Last night I had some friends over to open a bottle of wine and chat. For all the problems and disillusionment I've had with my graduate program, I really have made some great friends. It's sort of hard when you know that most people will only be around for two years, but I do not function well without a crew of girlfriends around. My former roommate and other college friends are great from a distance, but there's no substitute for having people to call on a Friday night, you know?

Clinic is still one crisis after another. Last Friday I had two suicidal patients back-to-back. One ended up in the hospital and the other ended up in a domestic violence shelter. So that kind of put a damper on my day. Then I saw a guy who has been living under a bridge since he got out of prison in 2006. His dad just died, and he cried for an hour in my office. I vacillate constantly between wanting to stay on and help these people, and wanting to get the hell out of this clinic as fast as possible.

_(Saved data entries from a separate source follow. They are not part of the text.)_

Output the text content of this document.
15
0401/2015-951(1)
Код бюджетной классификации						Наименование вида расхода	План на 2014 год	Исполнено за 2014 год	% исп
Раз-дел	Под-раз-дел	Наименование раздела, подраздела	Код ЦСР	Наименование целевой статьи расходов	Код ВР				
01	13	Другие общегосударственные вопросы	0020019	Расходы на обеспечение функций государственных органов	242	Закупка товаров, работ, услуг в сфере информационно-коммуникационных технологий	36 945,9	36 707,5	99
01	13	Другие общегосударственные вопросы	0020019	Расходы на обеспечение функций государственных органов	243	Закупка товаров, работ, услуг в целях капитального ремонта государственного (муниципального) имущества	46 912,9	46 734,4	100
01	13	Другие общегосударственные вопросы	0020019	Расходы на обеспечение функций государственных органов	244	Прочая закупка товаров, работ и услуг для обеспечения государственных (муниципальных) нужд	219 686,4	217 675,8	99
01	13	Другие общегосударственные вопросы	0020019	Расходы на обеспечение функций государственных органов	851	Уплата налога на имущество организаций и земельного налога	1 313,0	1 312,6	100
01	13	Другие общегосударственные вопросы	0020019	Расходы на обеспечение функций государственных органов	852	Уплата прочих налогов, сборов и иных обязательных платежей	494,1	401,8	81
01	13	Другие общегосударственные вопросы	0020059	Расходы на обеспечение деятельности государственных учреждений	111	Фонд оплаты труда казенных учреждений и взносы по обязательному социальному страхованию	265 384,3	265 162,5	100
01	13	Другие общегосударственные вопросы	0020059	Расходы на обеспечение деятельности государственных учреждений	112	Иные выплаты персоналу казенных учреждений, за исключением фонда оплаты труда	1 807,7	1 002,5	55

Well, this was a little disjointed, but hopefully that gives you guys an idea of what I've been up to these past few weeks. Hopefully I will get back into the habit of blogging more regularly. Toodles!

Saturday, June 7, 2014

Popping In

I'm not really sure why I haven't felt like blogging lately; I just haven't. Maybe because it would just be more of the same—agonizing over the same old stuff. I don't know if I'm okay or not. I mean, I'm objectively okay in that I'm alive and functional, but you know. Things are sort of hard.

So basically that's all. Just wanted to let you know that I am here and alive and will be back to blogging soon.